Liquidation Sale
April 26th, 2006Hey, remember me? I’m not a new columnist; I just took a brief hiatus from my column so that I could finish my thesis. As of four hours ago, when I turned in my mammoth of a paper, I’m back and ready to continue writing for The Sun… for two more weeks. That would make this my second-to-last column, and since the last column is traditionally wasted on a bunch of goodbyes, thank-yous and other sentimental hooey, this is effectively my last column.
Which puts me in a bit of a tricky situation. I’ve got 950 — now, 850 — words left to say all of the things I haven’t gotten to say, so I need to choose carefully. In the past two and a half years I’ve written about 50 columns, and I probably could have written 10 or so more if I had never bagged. Some of the times I bagged it was because I didn’t have the time to write, but most of the time it was because I couldn’t think of anything to write about; I’d start with some raw idea and attempt to bake it into a column, but (to continue the metaphor) then I’d discover that I didn’t have any butter, so I’d replace it with half margarine and half shortening, and then I’d realize I was out of baking soda, so I’d double the baking powder, and… well, let’s just say the fire department wasn’t too pleased.

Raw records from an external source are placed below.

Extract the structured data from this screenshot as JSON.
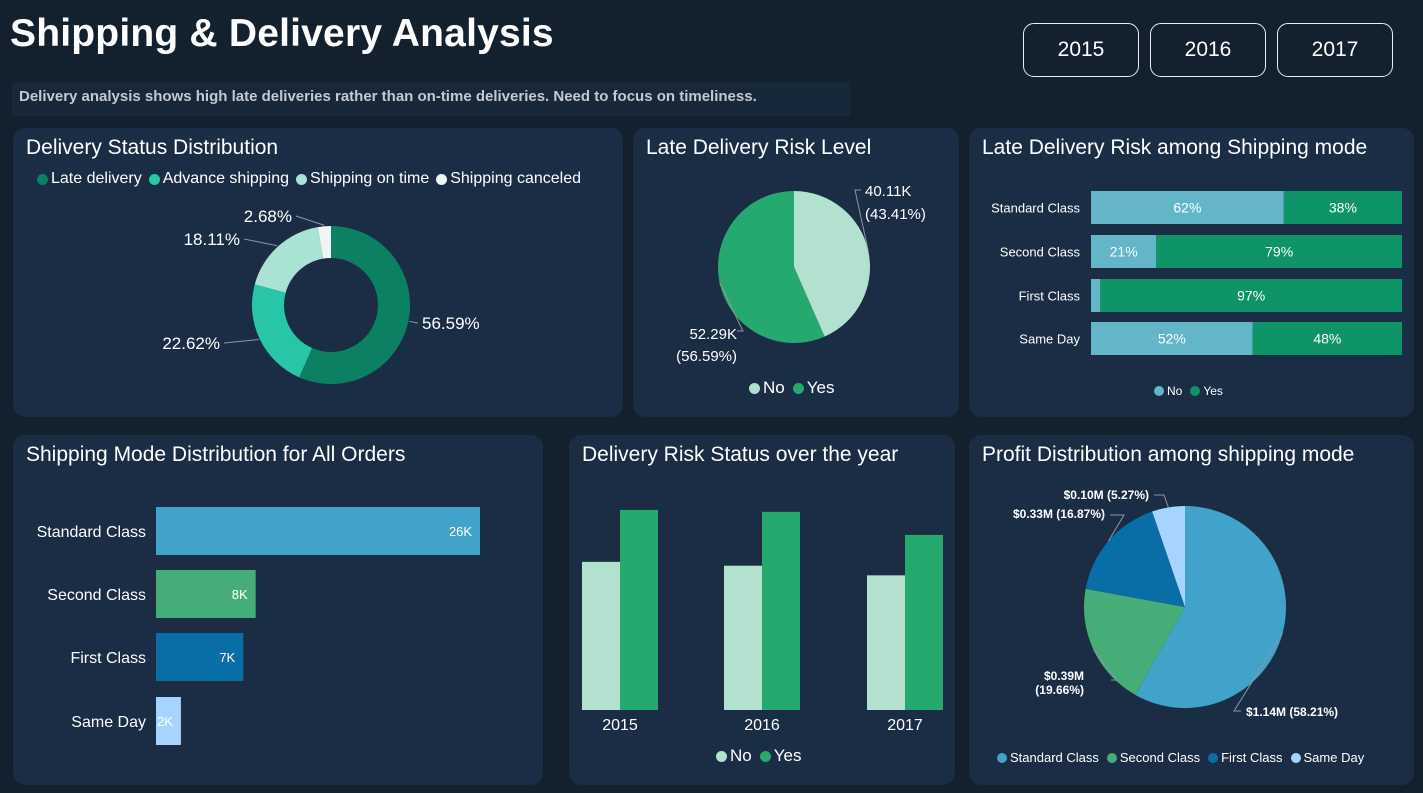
{
  "header": {
    "title": "Shipping & Delivery Analysis",
    "subtitle": "Delivery analysis shows high late deliveries rather than on-time deliveries. Need to focus on timeliness.",
    "years": [
      "2015",
      "2016",
      "2017"
    ]
  },
  "colors": {
    "background": "#13202e",
    "card": "#1a2d44",
    "late_delivery": "#0b8062",
    "advance_shipping": "#26c6a6",
    "shipping_on_time": "#a8e3d4",
    "shipping_canceled": "#eef5f3",
    "no": "#b2e2cf",
    "yes": "#25a96f",
    "mode_no": "#62b6c8",
    "mode_yes": "#0e9466",
    "standard_class": "#41a3c9",
    "second_class": "#46ad78",
    "first_class": "#0a6ea6",
    "same_day": "#a6d4ff"
  },
  "chart_data": [
    {
      "id": "delivery-status",
      "type": "pie",
      "title": "Delivery Status Distribution",
      "donut": true,
      "legend": "top",
      "slices": [
        {
          "name": "Late delivery",
          "value": 56.59,
          "label": "56.59%"
        },
        {
          "name": "Advance shipping",
          "value": 22.62,
          "label": "22.62%"
        },
        {
          "name": "Shipping on time",
          "value": 18.11,
          "label": "18.11%"
        },
        {
          "name": "Shipping canceled",
          "value": 2.68,
          "label": "2.68%"
        }
      ]
    },
    {
      "id": "late-risk",
      "type": "pie",
      "title": "Late Delivery Risk Level",
      "legend": "bottom",
      "slices": [
        {
          "name": "No",
          "value": 40.11,
          "label_value": "40.11K",
          "label_pct": "(43.41%)"
        },
        {
          "name": "Yes",
          "value": 52.29,
          "label_value": "52.29K",
          "label_pct": "(56.59%)"
        }
      ]
    },
    {
      "id": "mode-risk",
      "type": "bar",
      "stacked": "100%",
      "orientation": "horizontal",
      "title": "Late Delivery Risk among Shipping mode",
      "legend": "bottom",
      "categories": [
        "Standard Class",
        "Second Class",
        "First Class",
        "Same Day"
      ],
      "series": [
        {
          "name": "No",
          "values": [
            62,
            21,
            3,
            52
          ],
          "labels": [
            "62%",
            "21%",
            "",
            "52%"
          ]
        },
        {
          "name": "Yes",
          "values": [
            38,
            79,
            97,
            48
          ],
          "labels": [
            "38%",
            "79%",
            "97%",
            "48%"
          ]
        }
      ]
    },
    {
      "id": "mode-orders",
      "type": "bar",
      "orientation": "horizontal",
      "title": "Shipping Mode Distribution for All Orders",
      "categories": [
        "Standard Class",
        "Second Class",
        "First Class",
        "Same Day"
      ],
      "values": [
        26,
        8,
        7,
        2
      ],
      "labels": [
        "26K",
        "8K",
        "7K",
        "2K"
      ],
      "xlim": [
        0,
        26
      ]
    },
    {
      "id": "risk-year",
      "type": "bar",
      "title": "Delivery Risk Status over the year",
      "legend": "bottom",
      "categories": [
        "2015",
        "2016",
        "2017"
      ],
      "series": [
        {
          "name": "No",
          "values": [
            15.4,
            15.0,
            14.0
          ]
        },
        {
          "name": "Yes",
          "values": [
            20.8,
            20.6,
            18.2
          ]
        }
      ],
      "ylim": [
        0,
        21
      ]
    },
    {
      "id": "profit-mode",
      "type": "pie",
      "title": "Profit Distribution among shipping mode",
      "legend": "bottom",
      "slices": [
        {
          "name": "Standard Class",
          "value": 58.21,
          "label": "$1.14M (58.21%)"
        },
        {
          "name": "Second Class",
          "value": 19.66,
          "label_value": "$0.39M",
          "label_pct": "(19.66%)"
        },
        {
          "name": "First Class",
          "value": 16.87,
          "label": "$0.33M (16.87%)"
        },
        {
          "name": "Same Day",
          "value": 5.27,
          "label": "$0.10M (5.27%)"
        }
      ]
    }
  ]
}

Damn, there go another 150.
So, with the clock ticking away, here’s what I’m going to do: the first and last Vim and Vinegar liquidation sale. Every idea must go! What follows are some of the ideas that could have been turned into columns, but instead sat stagnant in a Word document entitled “Daily Sun Column Ideas.”
• Meta-entertainment. In this column, I was going to talk about the American obsession with meta: Television Without Pity, satirical musicals (The Producers, Avenue Q), Christopher Guest mockumentaries, and reality television in general. People are tired of the artifice of genuine attempts to entertain, and instead want to see things that obviously flout or make fun of such unabashed servitude. What’s going to happen in 50 years, when we get tired of the meta? Satire of the satire? Is that already happening?
• Internet self-help. Here, I was going to give a play-by-play of a day of attempted self-improvement, courtesy of dumb internet quizzes. For example, I took a compatibility test with my boyfriend of one-and-a-half years, and we were zero percent compatible. Because internet tests are never wrong, I broke up with him, and began looking for a girl with small breasts and an ample derriere, because the “T&A Quiz” told me that was what I wanted.
• A rebuttal of a year-old column. In April of 2005, one of my fellow columnists, Will Evans ’06, wrote a column in which he pointed out the tendency for women to be less verbally assertive than men and then gave a few suggestions as to how to rectify the situation. Such as the idea that women “should be proactive.” Of course, the idea that one could be more assertive by, say, being more assertive is right up there in the pantheon of theoretical breakthroughs alongside the idea that one can emerge from poverty by earning money, and live longer by not dying so young. I was going to talk about why women can’t just “be more assertive,” and I was also going to talk about the dangers of making sweeping generalizations by gender and how that’s part of the problem in the first place. (For the record, I did tell Will, who is a friend of mine, that I was going to respond to his column… a year ago. Um, surprise!)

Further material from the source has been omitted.